El trabajo se hará en grupo (es posible de forma individual). ¿Qué significa? Que todos los miembros deben controlar la información y no se podrá poner como excusa lo típico de "esa parte no era mía". De hecho, la profesora puede decidir quién empezará a exponer y quién seguirá (o si sólo lo hará una persona), de modo que hay que saberse toda la exposición porque si alguien no lo hace, perjudicará a todo el grupo.
Se usará como soporte un documento creado a través de las Presentaciones de Google, se que deberá compartir conmigo.
La exposición debe seguir esta estructura:
Introducción: Se saluda al público, nos presentamos, presentamos el tema del que vamos a hablar (se incluirá al principio una diapositiva con los puntos que se van a desarrollar).

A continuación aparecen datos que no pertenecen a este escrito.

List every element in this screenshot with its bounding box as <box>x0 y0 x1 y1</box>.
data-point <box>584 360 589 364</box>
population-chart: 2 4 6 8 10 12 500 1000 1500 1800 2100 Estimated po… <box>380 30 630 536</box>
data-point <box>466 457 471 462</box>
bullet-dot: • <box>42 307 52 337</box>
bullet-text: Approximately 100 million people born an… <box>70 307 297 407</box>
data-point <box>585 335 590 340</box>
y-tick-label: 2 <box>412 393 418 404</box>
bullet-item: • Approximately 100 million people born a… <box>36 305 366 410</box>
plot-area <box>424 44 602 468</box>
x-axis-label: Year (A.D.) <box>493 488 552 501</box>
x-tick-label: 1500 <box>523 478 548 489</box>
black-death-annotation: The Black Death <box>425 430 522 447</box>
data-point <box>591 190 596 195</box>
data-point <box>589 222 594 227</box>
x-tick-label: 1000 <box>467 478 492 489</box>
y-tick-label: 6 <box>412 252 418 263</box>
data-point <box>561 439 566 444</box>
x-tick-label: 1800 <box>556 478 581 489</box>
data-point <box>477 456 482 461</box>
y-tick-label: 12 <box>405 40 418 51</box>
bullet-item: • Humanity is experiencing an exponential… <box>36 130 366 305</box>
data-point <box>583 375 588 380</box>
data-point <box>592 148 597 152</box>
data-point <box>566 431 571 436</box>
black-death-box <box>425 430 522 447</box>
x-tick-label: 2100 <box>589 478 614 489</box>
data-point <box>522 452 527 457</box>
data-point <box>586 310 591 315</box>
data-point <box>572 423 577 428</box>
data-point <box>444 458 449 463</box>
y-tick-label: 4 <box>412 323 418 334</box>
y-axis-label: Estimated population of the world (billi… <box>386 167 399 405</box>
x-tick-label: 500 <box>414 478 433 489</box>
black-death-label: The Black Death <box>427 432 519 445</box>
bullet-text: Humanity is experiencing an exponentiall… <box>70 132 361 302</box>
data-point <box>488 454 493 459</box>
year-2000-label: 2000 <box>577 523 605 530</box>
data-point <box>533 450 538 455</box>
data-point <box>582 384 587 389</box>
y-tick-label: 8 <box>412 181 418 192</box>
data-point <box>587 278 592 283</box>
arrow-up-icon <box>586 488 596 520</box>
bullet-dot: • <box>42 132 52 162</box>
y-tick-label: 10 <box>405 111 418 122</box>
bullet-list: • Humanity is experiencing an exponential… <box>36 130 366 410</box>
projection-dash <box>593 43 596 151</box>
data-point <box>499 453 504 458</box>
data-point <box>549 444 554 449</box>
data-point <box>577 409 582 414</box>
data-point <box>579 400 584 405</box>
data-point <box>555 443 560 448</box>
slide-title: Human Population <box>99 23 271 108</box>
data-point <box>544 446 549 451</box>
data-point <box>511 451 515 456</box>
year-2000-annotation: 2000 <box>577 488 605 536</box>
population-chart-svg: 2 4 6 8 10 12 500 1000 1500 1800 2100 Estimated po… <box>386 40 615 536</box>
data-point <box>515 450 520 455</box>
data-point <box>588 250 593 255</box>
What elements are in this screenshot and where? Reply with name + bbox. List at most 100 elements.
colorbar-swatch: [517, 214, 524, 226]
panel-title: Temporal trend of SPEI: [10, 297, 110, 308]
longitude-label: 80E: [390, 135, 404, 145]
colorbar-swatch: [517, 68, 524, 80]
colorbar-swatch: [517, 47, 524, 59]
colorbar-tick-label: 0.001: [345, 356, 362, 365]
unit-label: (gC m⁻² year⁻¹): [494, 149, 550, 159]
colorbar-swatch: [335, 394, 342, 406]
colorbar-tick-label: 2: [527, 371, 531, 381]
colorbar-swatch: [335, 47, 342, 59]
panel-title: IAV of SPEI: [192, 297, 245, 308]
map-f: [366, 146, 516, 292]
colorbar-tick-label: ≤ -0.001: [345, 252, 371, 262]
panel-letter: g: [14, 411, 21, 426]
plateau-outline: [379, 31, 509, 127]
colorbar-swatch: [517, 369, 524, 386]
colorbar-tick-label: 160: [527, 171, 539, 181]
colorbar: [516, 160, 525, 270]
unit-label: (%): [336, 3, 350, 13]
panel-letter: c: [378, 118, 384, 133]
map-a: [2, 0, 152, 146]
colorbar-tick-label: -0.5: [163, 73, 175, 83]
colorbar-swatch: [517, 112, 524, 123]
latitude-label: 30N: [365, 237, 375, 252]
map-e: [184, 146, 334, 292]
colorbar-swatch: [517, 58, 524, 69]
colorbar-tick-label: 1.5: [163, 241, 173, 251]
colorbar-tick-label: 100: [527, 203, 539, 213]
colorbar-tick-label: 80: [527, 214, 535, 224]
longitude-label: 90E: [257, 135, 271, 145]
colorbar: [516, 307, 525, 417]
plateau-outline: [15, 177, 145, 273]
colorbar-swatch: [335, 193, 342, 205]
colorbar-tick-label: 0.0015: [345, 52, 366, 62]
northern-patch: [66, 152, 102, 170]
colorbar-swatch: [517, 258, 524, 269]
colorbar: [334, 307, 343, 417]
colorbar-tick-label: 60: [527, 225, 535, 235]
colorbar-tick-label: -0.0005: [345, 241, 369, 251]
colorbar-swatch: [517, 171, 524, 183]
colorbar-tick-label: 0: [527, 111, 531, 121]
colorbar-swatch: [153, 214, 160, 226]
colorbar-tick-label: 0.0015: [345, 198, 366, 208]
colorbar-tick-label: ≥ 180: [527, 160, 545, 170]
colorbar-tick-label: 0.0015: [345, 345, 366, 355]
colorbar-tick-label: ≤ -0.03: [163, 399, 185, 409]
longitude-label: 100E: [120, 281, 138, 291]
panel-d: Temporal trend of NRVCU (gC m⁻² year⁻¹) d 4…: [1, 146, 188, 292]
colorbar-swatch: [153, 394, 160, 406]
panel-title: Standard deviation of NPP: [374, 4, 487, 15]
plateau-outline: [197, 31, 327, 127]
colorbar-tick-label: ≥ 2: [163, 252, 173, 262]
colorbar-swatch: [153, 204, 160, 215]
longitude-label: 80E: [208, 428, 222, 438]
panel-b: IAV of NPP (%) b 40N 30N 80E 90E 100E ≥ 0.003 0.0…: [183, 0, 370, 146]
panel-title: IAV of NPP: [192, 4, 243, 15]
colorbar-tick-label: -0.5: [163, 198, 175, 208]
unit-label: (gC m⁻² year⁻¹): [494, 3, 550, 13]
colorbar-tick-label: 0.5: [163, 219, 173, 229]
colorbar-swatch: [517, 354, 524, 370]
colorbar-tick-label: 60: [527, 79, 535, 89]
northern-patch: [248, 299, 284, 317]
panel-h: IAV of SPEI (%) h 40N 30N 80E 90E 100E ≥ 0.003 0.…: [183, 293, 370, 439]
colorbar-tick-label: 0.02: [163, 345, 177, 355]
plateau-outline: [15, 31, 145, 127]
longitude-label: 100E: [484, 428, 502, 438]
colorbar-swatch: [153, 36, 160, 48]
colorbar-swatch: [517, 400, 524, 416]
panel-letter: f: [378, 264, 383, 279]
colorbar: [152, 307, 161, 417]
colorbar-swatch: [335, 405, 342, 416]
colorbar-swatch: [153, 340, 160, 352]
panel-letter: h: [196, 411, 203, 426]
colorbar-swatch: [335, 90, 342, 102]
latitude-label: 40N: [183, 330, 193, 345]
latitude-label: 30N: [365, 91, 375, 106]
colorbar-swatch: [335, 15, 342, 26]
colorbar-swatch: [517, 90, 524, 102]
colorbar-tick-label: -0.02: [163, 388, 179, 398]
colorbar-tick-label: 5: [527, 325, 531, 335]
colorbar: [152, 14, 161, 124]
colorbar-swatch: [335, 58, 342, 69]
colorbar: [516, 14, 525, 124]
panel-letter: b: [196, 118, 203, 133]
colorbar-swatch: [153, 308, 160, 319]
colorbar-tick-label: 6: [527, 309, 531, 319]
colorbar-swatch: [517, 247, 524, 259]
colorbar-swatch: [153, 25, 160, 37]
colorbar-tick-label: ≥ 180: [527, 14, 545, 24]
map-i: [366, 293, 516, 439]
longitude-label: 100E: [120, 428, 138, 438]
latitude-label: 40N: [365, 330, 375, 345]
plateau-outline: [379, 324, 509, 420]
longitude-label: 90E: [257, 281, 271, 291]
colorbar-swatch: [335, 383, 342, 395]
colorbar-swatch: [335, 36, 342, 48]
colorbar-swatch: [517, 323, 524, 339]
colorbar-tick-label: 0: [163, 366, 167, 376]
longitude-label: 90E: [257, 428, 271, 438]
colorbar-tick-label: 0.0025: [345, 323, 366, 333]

Desarrollo: Aquí es cuando se explica el tema que nos haya tocado de forma clara, para que la gente lo entienda.
Conclusión: Nos despedimos del público (se debe incluir en la última diapositiva las fuentes de información en las que nos hemos basado. Deben ser libros o webs concretos, no sirve un buscador como Google).
No se puede llenar las diapositivas con texto, sólo se podrán poner imágenes y alguna palabra clave.
Es imprescindible no mirar el guion o las diapositivas durante la presentación: no se trata de leer como un lorito el guion o las diapositivas, sino de explicar con nuestras palabras el tema del que hablamos.
Nada de violencia ni imágenes desagradables en las diapositivas ni en el lenguaje usado.
Usa colores que sean agradables para la vista: nada de letras amarillo fosforito sobre verde chillón.
No llenes las diapositivas: distraen a los receptores. En la exposición lo importante son tus palabras.
Una diapositiva, una idea principal.
Usa imágenes de calidad y que tengan que ver con lo que explicas.
Ten un esquema o guion a mano por si necesitas mirarlo, pero NO LO LEAS.
Habla alto y no demasiado rápido.
Controla el tono para mantener el interés del público y que no resulte aburrido.
Procura pronunciar correctamente.
Evita las muletillas (palabras que se repiten mucho: “en plan”, “¿vale?”, “eeeeh”…).
Gesticula y muévete un poco.
Mira a tus receptores y nunca les des la espalda. Que se note que les hablas a ellos.